EITHER (Tree Diagram Method)

Define events: \( C \) (car), \( B \) (bicycle), \( W \) (walking), \( L’ \) (on time). Given: \( P(C) = 0.3 \), \( P(B) = 0.2 \), \( P(W) = 0.5 \), \( P(L|C) = 0.05 \), \( P(L|B) = 0.1 \), \( P(L|W) = 0.25 \), so \( P(L’|C) = 0.95 \), \( P(L’|B) = 0.9 \), \( P(L’|W) = 0.75 \).
Tree diagram with first level probabilities: \( P(C) = 0.3 \), \( P(B) = 0.2 \), \( P(W) = 0.5 \) (M1A1). Second level: \( P(L’|C) = 0.95 \), \( P(L’|B) = 0.9 \), \( P(L’|W) = 0.75 \) (A1).
Total probability of being on time: \( P(L’) = P(L’|C)P(C) + P(L’|B)P(B) + P(L’|W)P(W) = 0.95 \times 0.3 + 0.9 \times 0.2 + 0.75 \times 0.5 = 0.285 + 0.18 + 0.375 = 0.84 \).
Probability: \( P(B|L’) = \frac{P(L’|B)P(B)}{P(L’)} = \frac{0.9 \times 0.2}{0.84} = \frac{0.18}{0.84} = \frac{18}{84} = \frac{3}{14} \approx 0.214 \) (M1A1A1).

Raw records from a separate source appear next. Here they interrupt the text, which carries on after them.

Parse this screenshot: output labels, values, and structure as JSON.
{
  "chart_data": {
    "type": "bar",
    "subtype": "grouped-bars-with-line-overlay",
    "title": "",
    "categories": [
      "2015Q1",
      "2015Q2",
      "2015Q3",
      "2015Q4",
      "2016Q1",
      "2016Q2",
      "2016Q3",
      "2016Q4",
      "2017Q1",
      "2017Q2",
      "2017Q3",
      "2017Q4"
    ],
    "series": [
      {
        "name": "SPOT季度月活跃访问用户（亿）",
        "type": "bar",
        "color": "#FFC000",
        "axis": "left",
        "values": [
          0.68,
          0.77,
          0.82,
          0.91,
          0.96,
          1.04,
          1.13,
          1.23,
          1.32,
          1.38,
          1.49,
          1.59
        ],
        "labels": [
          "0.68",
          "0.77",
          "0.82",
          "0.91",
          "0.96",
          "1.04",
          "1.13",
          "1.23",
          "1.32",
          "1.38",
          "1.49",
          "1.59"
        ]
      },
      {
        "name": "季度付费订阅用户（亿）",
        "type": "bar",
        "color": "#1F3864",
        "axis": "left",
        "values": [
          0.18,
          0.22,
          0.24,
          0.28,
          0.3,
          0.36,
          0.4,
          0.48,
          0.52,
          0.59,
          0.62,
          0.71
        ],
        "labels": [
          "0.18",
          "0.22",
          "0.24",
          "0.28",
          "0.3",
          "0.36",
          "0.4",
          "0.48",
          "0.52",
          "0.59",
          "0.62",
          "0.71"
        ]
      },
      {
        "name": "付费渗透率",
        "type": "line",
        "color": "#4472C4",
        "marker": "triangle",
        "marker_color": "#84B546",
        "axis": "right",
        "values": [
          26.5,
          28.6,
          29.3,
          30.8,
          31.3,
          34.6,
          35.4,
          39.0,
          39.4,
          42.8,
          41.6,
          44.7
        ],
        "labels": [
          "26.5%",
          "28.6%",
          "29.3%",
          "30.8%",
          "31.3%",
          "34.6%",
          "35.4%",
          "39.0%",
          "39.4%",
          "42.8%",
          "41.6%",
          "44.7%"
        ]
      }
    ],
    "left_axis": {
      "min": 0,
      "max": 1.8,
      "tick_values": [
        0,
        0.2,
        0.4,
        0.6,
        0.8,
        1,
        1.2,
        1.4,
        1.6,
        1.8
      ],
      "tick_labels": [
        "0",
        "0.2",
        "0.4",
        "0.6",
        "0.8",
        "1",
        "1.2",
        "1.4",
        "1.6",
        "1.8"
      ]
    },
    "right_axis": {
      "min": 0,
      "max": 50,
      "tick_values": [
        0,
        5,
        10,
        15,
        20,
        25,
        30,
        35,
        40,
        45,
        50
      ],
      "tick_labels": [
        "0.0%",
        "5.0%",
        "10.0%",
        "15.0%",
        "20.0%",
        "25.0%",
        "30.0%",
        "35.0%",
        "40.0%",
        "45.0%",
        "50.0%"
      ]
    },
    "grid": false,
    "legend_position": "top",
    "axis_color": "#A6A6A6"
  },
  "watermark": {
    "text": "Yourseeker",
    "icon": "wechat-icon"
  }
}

OR (Bayes’ Theorem Method)

Use Bayes’ theorem: \( P(B|L’) = \frac{P(L’|B)P(B)}{P(L’|B)P(B) + P(L’|C)P(C) + P(L’|W)P(W)} \) (M1).
Given: \( P(B) = 0.2 \), \( P(L’|B) = 0.9 \), \( P(C) = 0.3 \), \( P(L’|C) = 0.95 \), \( P(W) = 0.5 \), \( P(L’|W) = 0.75 \) (A1A1).
Compute denominator: \( P(L’) = 0.9 \times 0.2 + 0.95 \times 0.3 + 0.75 \times 0.5 = 0.18 + 0.285 + 0.375 = 0.84 \) (M1).
Then: \( P(B|L’) = \frac{0.9 \times 0.2}{0.84} = \frac{0.18}{0.84} = \frac{18}{84} = \frac{3}{14} \approx 0.214 \) (A1A1).